Delegates from the transport and supply chain industry heard about current cyber threats as part of a seminar held by Transport Scotland in partnership with the Scottish Business Resilience Centre earlier this month. 

As well as cyber threats, those who attended the event, which took place at University of Strathclyde Technology and Innovation Centre in Glasgow on Wednesday 4th September, took part in discussions about the implications of a cyber incident and the potential impact for their organisation, partners and the wider Scottish community.

Speakers included Keith McDevitt from the Scottish Government Cyber Resilience Unit, Graham Bye CiSP and Cyber Essentials Co-ordinator and Moe Keir Ethical Hacker at Abertay University.

There were informative case studies from John MacLeod at Leask Marine in Orkney who explained how his organisation achieved Cyber Essentials accreditation and the benefits that has brought whilst Robert Smith at NorthLink Ferries explained their cyber journey and the work that they were doing as Private Sector Cyber Catalysts in Scotland.

Keith McDevitt said: "You should think of the risk from Cyber Attacks in the same way as you do other real world risks that can disrupt the business such as power loss or severe weather events. Think about the cyber risk as a potential storm, the difference being that you are unlikely to see it coming, but will feel it's impact when it's upon you, at which point you will be forced to deal with the consequences.

"Whilst you cannot see, hear or touch this storm we do understand the most common attacks therefore you can and should plan to prepare for, respond and recover from them."

Graham Bye explained how organisations could register for free on the NCSC Cyber Security Information Sharing Partnership (CiSP) and gain access to information on the current cyber threats and scams and how the 5 simple technical network controls of Cyber Essentials can help organisations protect against the most common internet borne attacks.
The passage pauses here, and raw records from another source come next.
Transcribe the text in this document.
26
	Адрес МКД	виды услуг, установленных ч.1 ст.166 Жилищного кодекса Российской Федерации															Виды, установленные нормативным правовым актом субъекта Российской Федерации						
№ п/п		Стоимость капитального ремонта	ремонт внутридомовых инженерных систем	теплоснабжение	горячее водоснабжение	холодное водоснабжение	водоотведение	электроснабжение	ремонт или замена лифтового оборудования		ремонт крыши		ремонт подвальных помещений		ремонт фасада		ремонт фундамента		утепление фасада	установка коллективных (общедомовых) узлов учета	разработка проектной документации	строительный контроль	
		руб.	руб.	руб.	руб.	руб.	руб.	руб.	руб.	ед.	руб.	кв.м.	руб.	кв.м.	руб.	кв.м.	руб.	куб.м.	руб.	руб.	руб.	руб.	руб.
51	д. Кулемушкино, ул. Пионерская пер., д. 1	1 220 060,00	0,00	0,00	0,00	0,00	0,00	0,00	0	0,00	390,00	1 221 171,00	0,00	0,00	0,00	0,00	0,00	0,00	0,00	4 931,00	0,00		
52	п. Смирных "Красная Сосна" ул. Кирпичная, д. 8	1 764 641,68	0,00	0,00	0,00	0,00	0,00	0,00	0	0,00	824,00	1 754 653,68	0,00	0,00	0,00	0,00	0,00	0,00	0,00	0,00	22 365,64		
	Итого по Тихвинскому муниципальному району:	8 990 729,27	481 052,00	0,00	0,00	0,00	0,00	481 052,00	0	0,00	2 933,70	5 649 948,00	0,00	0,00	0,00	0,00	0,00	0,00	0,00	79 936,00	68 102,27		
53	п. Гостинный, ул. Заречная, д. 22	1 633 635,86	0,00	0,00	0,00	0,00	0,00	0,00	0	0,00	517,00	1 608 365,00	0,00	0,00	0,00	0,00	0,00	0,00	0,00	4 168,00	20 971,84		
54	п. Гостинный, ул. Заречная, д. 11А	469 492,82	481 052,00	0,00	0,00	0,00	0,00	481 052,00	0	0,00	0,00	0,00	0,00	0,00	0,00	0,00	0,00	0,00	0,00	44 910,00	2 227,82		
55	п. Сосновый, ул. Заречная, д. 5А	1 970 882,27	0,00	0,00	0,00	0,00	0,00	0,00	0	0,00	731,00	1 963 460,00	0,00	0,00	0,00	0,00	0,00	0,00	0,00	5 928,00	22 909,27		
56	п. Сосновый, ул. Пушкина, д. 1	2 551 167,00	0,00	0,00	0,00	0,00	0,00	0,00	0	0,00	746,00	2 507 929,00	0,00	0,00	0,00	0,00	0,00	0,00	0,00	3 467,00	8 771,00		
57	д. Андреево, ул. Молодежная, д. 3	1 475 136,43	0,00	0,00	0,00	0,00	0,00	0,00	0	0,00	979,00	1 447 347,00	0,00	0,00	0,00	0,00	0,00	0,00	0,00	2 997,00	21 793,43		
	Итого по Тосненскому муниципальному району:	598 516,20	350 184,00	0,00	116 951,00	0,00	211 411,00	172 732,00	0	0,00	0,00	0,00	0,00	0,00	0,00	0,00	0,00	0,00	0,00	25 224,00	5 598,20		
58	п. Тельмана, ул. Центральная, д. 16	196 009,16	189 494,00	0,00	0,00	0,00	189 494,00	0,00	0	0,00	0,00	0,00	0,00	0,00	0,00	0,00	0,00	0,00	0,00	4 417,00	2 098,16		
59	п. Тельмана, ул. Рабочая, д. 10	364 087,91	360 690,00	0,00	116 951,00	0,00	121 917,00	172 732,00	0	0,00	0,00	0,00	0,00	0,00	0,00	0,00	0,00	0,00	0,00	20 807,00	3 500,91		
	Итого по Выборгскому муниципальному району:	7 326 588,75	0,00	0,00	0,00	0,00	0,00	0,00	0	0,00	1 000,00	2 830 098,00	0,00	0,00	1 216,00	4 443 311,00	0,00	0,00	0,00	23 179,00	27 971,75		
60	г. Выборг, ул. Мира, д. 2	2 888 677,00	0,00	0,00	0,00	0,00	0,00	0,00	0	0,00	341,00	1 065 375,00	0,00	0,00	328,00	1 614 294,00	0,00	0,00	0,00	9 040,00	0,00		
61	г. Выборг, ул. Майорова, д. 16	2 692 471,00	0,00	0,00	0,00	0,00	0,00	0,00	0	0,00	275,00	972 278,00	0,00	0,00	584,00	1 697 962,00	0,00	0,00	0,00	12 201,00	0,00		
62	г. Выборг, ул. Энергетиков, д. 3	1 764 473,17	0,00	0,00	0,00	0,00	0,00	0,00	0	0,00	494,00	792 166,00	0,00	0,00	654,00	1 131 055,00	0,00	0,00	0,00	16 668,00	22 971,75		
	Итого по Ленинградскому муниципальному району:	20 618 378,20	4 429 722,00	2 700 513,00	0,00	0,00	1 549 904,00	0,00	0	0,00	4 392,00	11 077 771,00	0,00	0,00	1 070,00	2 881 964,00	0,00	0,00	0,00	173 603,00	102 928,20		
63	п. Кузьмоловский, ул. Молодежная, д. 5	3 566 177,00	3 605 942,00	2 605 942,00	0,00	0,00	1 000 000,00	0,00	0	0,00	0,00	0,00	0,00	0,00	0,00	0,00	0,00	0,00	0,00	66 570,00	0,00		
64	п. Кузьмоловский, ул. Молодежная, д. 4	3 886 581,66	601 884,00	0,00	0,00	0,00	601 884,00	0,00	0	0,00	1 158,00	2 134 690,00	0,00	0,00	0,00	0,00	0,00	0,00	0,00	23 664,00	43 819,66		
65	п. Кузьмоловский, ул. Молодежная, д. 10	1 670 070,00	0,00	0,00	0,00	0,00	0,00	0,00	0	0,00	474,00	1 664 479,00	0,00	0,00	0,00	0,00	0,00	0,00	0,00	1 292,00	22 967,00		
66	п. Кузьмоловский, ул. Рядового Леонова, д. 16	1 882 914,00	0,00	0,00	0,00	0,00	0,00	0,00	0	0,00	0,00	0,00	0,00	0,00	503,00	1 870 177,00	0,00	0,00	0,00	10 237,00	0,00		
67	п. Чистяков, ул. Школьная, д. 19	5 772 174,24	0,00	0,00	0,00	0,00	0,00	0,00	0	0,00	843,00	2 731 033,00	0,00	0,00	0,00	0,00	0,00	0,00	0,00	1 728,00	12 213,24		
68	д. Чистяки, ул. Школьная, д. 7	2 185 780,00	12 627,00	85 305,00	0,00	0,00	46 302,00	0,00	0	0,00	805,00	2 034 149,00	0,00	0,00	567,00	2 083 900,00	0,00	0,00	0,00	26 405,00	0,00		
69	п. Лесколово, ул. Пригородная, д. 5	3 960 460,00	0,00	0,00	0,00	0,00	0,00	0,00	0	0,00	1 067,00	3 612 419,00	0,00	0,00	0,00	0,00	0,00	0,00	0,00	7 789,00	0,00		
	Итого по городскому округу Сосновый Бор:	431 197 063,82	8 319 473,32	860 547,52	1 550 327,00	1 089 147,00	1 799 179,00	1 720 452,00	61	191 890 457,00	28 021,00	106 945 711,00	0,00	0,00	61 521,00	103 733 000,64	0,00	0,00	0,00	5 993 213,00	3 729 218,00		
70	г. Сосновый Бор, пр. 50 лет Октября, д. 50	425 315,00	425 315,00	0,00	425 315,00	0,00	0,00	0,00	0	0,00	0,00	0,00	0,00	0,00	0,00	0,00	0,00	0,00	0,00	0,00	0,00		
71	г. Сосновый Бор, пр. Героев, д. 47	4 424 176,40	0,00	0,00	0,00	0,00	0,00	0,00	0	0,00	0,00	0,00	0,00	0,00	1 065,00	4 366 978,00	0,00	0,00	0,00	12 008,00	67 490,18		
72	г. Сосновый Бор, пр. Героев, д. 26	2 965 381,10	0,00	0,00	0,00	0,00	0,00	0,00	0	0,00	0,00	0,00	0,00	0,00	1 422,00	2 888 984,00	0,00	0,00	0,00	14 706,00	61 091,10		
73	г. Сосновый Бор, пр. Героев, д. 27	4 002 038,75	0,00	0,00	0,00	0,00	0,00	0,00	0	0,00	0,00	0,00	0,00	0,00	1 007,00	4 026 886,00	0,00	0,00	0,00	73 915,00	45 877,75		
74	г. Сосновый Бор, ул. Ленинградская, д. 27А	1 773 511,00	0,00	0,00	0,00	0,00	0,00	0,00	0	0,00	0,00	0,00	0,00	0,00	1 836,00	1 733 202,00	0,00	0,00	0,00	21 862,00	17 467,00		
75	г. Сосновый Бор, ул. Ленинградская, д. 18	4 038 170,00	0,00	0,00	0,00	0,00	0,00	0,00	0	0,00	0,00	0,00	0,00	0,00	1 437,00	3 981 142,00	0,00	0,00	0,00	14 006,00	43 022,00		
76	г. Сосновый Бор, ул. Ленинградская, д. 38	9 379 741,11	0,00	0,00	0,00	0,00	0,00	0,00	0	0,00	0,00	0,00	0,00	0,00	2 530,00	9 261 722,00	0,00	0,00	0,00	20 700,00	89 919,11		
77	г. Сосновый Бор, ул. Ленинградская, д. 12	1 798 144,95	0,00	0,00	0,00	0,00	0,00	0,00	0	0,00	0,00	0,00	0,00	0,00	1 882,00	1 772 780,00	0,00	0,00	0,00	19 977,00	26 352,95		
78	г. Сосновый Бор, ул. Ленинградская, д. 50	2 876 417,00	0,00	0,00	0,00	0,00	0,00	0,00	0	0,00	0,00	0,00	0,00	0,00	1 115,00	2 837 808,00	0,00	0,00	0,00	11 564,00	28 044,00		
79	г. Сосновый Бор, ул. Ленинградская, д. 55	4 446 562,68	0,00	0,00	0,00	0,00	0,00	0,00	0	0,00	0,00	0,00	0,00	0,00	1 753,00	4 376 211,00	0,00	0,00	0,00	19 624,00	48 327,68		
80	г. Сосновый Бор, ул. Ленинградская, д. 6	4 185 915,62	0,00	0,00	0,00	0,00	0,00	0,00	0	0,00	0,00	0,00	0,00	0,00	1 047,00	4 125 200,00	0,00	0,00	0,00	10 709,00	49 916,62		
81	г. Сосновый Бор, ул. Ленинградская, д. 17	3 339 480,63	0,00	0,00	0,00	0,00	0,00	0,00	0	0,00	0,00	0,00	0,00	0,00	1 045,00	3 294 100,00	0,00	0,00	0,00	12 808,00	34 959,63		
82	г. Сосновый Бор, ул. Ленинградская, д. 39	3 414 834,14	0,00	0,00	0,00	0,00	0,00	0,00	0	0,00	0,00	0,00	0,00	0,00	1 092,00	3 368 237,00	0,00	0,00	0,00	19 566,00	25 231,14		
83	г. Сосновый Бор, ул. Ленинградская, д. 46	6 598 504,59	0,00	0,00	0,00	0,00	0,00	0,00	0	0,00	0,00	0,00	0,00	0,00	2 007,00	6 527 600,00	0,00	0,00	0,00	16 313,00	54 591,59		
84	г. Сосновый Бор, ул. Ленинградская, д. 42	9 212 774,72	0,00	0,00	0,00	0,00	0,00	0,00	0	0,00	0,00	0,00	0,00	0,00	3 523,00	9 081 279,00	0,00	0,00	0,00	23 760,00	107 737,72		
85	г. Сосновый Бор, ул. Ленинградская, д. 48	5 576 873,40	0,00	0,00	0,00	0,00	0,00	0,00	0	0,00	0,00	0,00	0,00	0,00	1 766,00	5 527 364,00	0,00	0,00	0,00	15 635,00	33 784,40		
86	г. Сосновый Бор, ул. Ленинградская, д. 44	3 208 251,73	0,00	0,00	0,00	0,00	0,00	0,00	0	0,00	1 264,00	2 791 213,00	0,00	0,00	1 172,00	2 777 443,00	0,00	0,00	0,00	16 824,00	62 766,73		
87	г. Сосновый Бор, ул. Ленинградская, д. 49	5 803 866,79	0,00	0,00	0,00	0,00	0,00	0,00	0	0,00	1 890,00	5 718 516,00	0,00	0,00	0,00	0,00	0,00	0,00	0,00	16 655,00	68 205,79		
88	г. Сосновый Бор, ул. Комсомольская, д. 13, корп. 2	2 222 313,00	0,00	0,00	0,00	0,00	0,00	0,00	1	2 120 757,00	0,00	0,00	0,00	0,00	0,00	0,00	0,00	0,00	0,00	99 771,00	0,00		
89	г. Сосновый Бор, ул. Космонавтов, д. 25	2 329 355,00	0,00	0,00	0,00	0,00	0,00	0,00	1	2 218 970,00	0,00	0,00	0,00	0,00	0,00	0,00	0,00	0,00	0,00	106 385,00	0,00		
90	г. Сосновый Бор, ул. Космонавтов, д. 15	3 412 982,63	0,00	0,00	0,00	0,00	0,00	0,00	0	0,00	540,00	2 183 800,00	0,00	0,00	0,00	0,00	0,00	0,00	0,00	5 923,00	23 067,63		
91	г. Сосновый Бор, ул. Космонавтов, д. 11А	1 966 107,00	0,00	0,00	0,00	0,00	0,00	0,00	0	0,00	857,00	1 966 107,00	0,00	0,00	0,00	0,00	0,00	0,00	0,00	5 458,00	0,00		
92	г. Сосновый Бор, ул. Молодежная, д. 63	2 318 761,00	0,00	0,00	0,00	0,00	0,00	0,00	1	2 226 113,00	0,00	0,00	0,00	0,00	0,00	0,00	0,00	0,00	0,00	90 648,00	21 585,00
He said: “In a digital world where the internet connects us all, criminals will look to exploit the basic weaknesses in your IT systems. This cyber threat is often seen as just an IT issue, however it's far more than that and should be seen as part of a wider business risk that needs prioritised and managed. That's why preparation and planning is key.

"The reality is that all businesses and organisations regardless of size or the sector they operate in are at risk unless they take some precautionary measures to protect themselves against cyber attacks and the transport sector is no different.”

In addition, the event showcased some of the free products that NCSC had launched recently to help organisations raise awareness of cyber security amongst staff and help increase their cyber resilience. These products are freely available through the NCSC website.


  • Stay Safe Online – Top Tips for Staff: A new online e-learning package to raise awareness of cyber security designed for staff with limited knowledge of cyber.
  • Exercise in a Box: A series of online cyber scenario exercises that organisations can work through and test their cyber resilience. 
  • Small Business Guide – Cyber Security: Advice and guidance aimed at small businesses to help protect against the most common internet attacks.
  • Small Business Guide – Response and Recovery: Advice and guidance on how small businesses can prepare their response and plan their recovery to a cyber incident.
  • Board Toolkit: Aimed at raising awareness of cyber security amongst Board members and how they can influence culture within their organisations to help become more cyber resilient.